Hayrick Island

Geography
- Location: Antarctica
- Coordinates: 68°42′S 67°32′W﻿ / ﻿68.700°S 67.533°W
- Highest elevation: 150 m (490 ft)

Administration
- Administered under the Antarctic Treaty System

= Hayrick Island =

Island in Graham Land, Antarctica

Hayrick Island is a small prominent rock mass, more than 150 m high, between Lodge Rock and Twig Rock in the Terra Firma Islands, off the west coast of Graham Land, Antarctica. The Terra Firma Islands were first visited and surveyed in 1936 by the British Graham Land Expedition under John Rymill.

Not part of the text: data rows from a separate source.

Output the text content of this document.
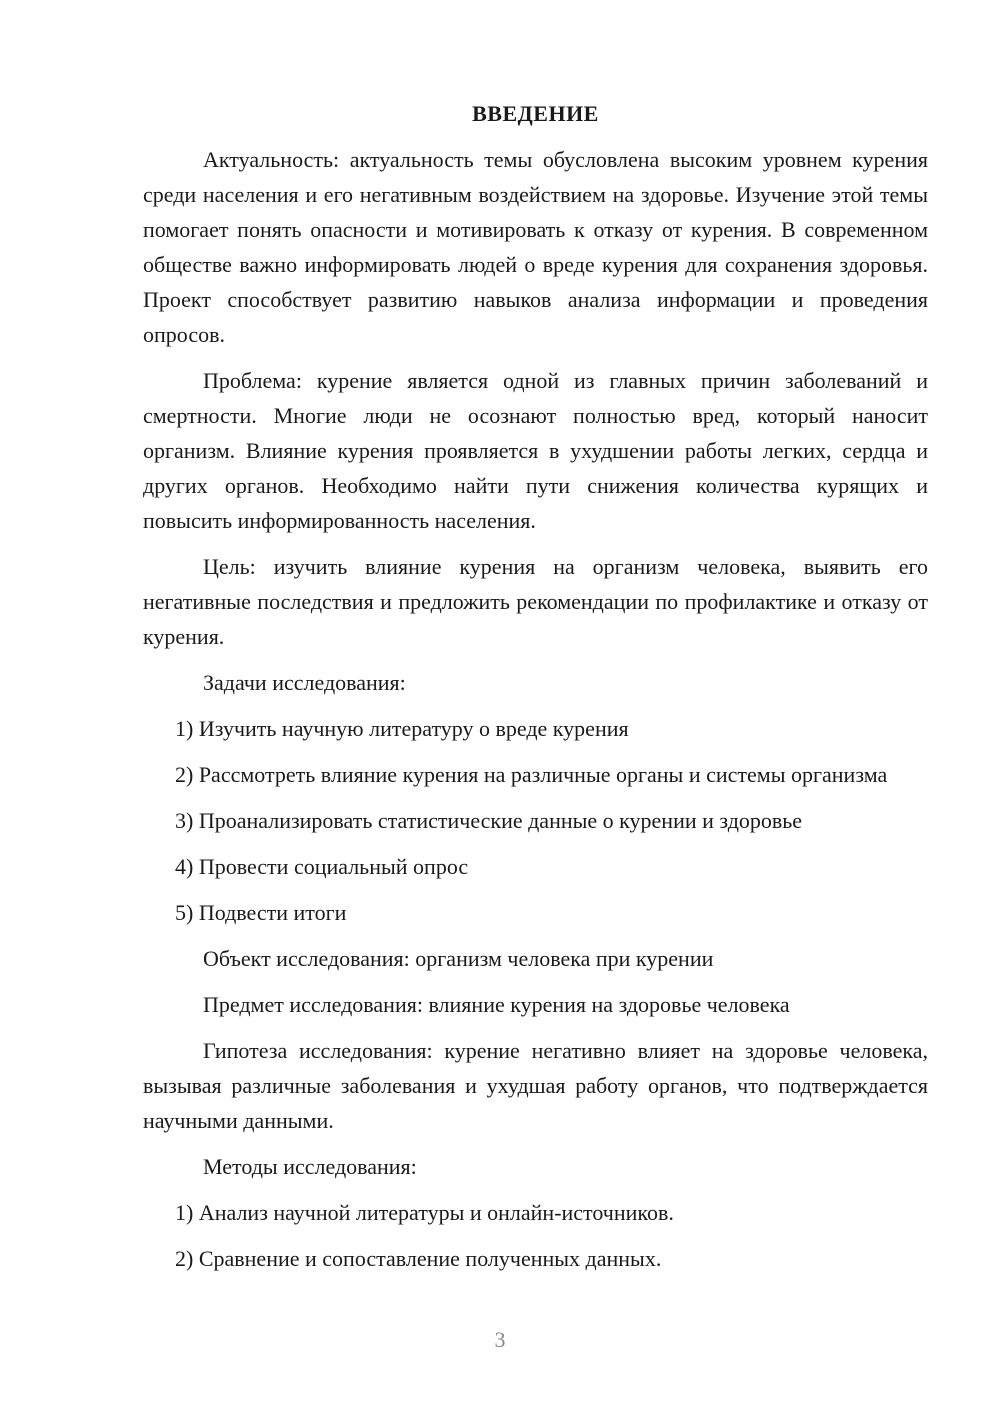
ВВЕДЕНИЕ

Актуальность: актуальность темы обусловлена высоким уровнем курения среди населения и его негативным воздействием на здоровье. Изучение этой темы помогает понять опасности и мотивировать к отказу от курения. В современном обществе важно информировать людей о вреде курения для сохранения здоровья. Проект способствует развитию навыков анализа информации и проведения опросов.

Проблема: курение является одной из главных причин заболеваний и смертности. Многие люди не осознают полностью вред, который наносит организм. Влияние курения проявляется в ухудшении работы легких, сердца и других органов. Необходимо найти пути снижения количества курящих и повысить информированность населения.

Цель: изучить влияние курения на организм человека, выявить его негативные последствия и предложить рекомендации по профилактике и отказу от курения.

Задачи исследования:

1) Изучить научную литературу о вреде курения

2) Рассмотреть влияние курения на различные органы и системы организма

3) Проанализировать статистические данные о курении и здоровье

4) Провести социальный опрос

5) Подвести итоги

Объект исследования: организм человека при курении

Предмет исследования: влияние курения на здоровье человека

Гипотеза исследования: курение негативно влияет на здоровье человека, вызывая различные заболевания и ухудшая работу органов, что подтверждается научными данными.

Методы исследования:

1) Анализ научной литературы и онлайн-источников.

2) Сравнение и сопоставление полученных данных.

3
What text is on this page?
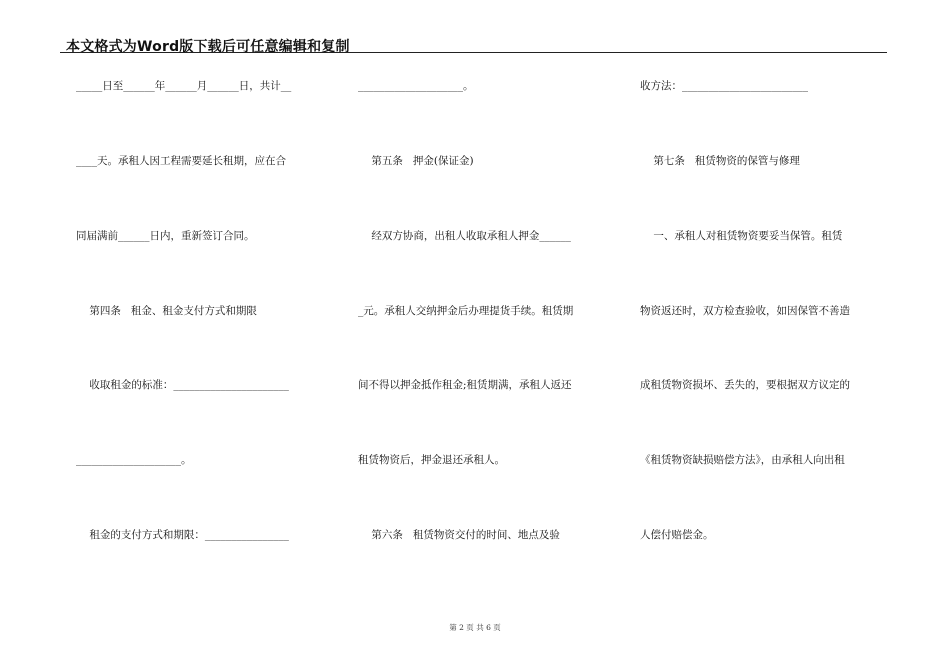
本文格式为Word版下载后可任意编辑和复制
_____日至______年______月______日，共计__
____天。承租人因工程需要延长租期，应在合
同届满前______日内，重新签订合同。
第四条   租金、租金支付方式和期限
收取租金的标准：______________________
____________________。
租金的支付方式和期限：________________
____________________。
第五条   押金(保证金)
经双方协商，出租人收取承租人押金______
_元。承租人交纳押金后办理提货手续。租赁期
间不得以押金抵作租金;租赁期满，承租人返还
租赁物资后，押金退还承租人。
第六条   租赁物资交付的时间、地点及验
收方法：________________________
第七条   租赁物资的保管与修理
一、承租人对租赁物资要妥当保管。租赁
物资返还时，双方检查验收，如因保管不善造
成租赁物资损坏、丢失的，要根据双方议定的
《租赁物资缺损赔偿方法》，由承租人向出租
人偿付赔偿金。
第 2 页 共 6 页
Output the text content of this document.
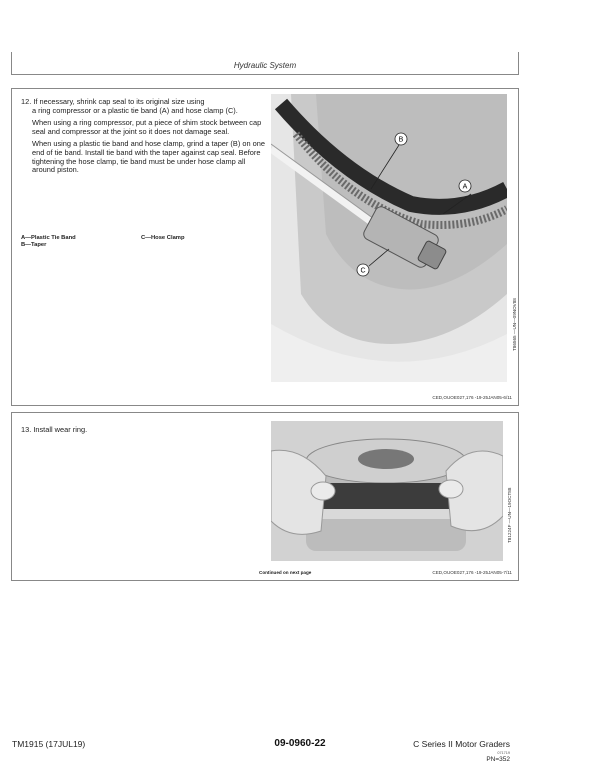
Hydraulic System

12. If necessary, shrink cap seal to its original size using

a ring compressor or a plastic tie band (A) and hose clamp (C).

When using a ring compressor, put a piece of shim stock between cap seal and compressor at the joint so it does not damage seal.

When using a plastic tie band and hose clamp, grind a taper (B) on one end of tie band. Install tie band with the taper against cap seal. Before tightening the hose clamp, tie band must be under hose clamp all around piston.

A—Plastic Tie Band
B—Taper
C—Hose Clamp
B
A
C
T86565 —UN—09NOV88
CED,OUOE027,176 -19-25JAN05-6/11
13. Install wear ring.
T81224F —UN—19OCT88
Continued on next page	CED,OUOE027,176 -19-25JAN05-7/11
TM1915 (17JUL19)	09-0960-22	C Series II Motor Graders
071719
PN=352
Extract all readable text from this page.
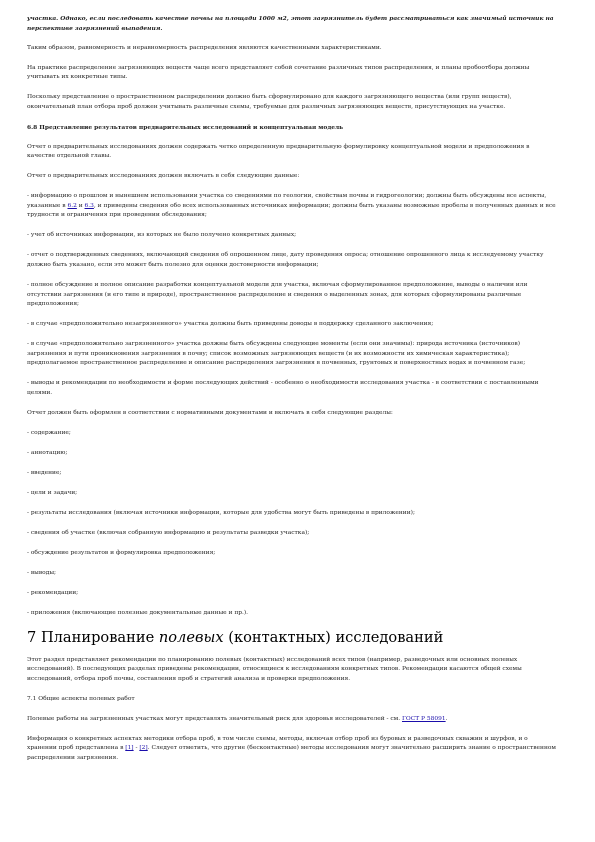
участка. Однако, если последовать качестве почвы на площади 1000 м2, этот загрязнитель будет рассматриваться как значимый источник на перспективе загрязнений выпадения.

Таким образом, равномерность и неравномерность распределения являются качественными характеристиками.

На практике распределение загрязняющих веществ чаще всего представляет собой сочетание различных типов распределения, и планы пробоотбора должны учитывать их конкретные типы.

Поскольку представление о пространственном распределении должно быть сформулировано для каждого загрязняющего вещества (или групп веществ), окончательный план отбора проб должен учитывать различные схемы, требуемые для различных загрязняющих веществ, присутствующих на участке.

6.8 Представление результатов предварительных исследований и концептуальная модель

Отчет о предварительных исследованиях должен содержать четко определенную предварительную формулировку концептуальной модели и предположения в качестве отдельной главы.

Отчет о предварительных исследованиях должен включать в себя следующие данные:

- информацию о прошлом и нынешнем использовании участка со сведениями по геологии, свойствам почвы и гидрогеологии; должны быть обсуждены все аспекты, указанные в 6.2 и 6.3, и приведены сведения обо всех использованных источниках информации; должны быть указаны возможные пробелы в полученных данных и все трудности и ограничения при проведении обследования;

- учет об источниках информации, из которых не было получено конкретных данных;

- отчет о подтвержденных сведениях, включающий сведения об опрошенном лице, дату проведения опроса; отношение опрошенного лица к исследуемому участку должно быть указано, если это может быть полезно для оценки достоверности информации;

- полное обсуждение и полное описание разработки концептуальной модели для участка, включая сформулированное предположение, выводы о наличии или отсутствии загрязнения (и его типе и природе), пространственное распределение и сведения о выделенных зонах, для которых сформулированы различные предположения;

- в случае «предположительно незагрязненного» участка должны быть приведены доводы в поддержку сделанного заключения;

- в случае «предположительно загрязненного» участка должны быть обсуждены следующие моменты (если они значимы): природа источника (источников) загрязнения и пути проникновения загрязнения в почву; список возможных загрязняющих веществ (и их возможности их химическая характеристика); предполагаемое пространственное распределение и описание распределения загрязнения в почвенных, грунтовых и поверхностных водах и почвенном газе;

- выводы и рекомендации по необходимости и форме последующих действий - особенно о необходимости исследования участка - в соответствии с поставленными целями.

Отчет должен быть оформлен в соответствии с нормативными документами и включать в себя следующие разделы:

- содержание;

- аннотацию;

- введение;

- цели и задачи;

- результаты исследования (включая источники информации, которые для удобства могут быть приведены в приложении);

- сведения об участке (включая собранную информацию и результаты разведки участка);

- обсуждение результатов и формулировка предположения;

- выводы;

- рекомендации;

- приложения (включающие полезные документальные данные и пр.).

7 Планирование полевых (контактных) исследований

Этот раздел представляет рекомендации по планированию полевых (контактных) исследований всех типов (например, разведочных или основных полевых исследований). В последующих разделах приведены рекомендации, относящиеся к исследованиям конкретных типов. Рекомендации касаются общей схемы исследований, отбора проб почвы, составления проб и стратегий анализа и проверки предположения.

7.1 Общие аспекты полевых работ

Полевые работы на загрязненных участках могут представлять значительный риск для здоровья исследователей - см. ГОСТ Р 58091.

Информация о конкретных аспектах методики отбора проб, в том числе схемы, методы, включая отбор проб из буровых и разведочных скважин и шурфов, и о хранении проб представлена в [1] - [2]. Следует отметить, что другие (бесконтактные) методы исследования могут значительно расширить знание о пространственном распределении загрязнения.
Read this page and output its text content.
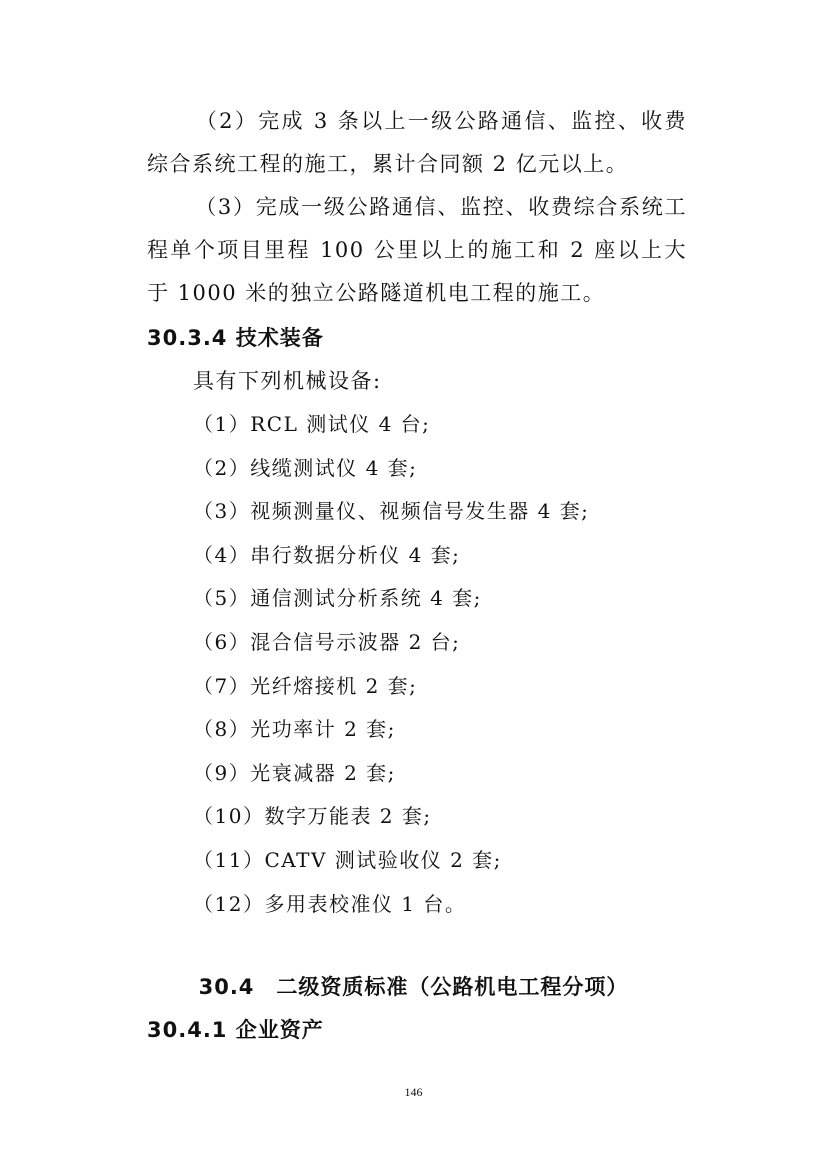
（2）完成 3 条以上一级公路通信、监控、收费综合系统工程的施工，累计合同额 2 亿元以上。

（3）完成一级公路通信、监控、收费综合系统工程单个项目里程 100 公里以上的施工和 2 座以上大于 1000 米的独立公路隧道机电工程的施工。

30.3.4 技术装备

具有下列机械设备:

（1）RCL 测试仪 4 台;
（2）线缆测试仪 4 套;
（3）视频测量仪、视频信号发生器 4 套;
（4）串行数据分析仪 4 套;
（5）通信测试分析系统 4 套;
（6）混合信号示波器 2 台;
（7）光纤熔接机 2 套;
（8）光功率计 2 套;
（9）光衰减器 2 套;
（10）数字万能表 2 套;
（11）CATV 测试验收仪 2 套;
（12）多用表校准仪 1 台。
30.4　二级资质标准（公路机电工程分项）
30.4.1 企业资产
146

Hayrick Island was surveyed in 1948 by the Falkland Islands Dependencies Survey and so named by them because, when seen from the east, its high mass has an appearance suggesting a hayrick.

== Granaderos Refuge ==
Granaderos Refuge is an Antarctic refuge located on the Terra Firma Islands of Mikkelsen Bay
on the Fallières Coast. It is operated by the Argentine Army and was inaugurated on 17 August 1957. It depends on the San Martín Base north of the refuge 66 km faraway.

The refuge is located on the west coast of the island and owes its name in homage to the Regiment of Mounted Grenadiers that participated in the construction of the refuge.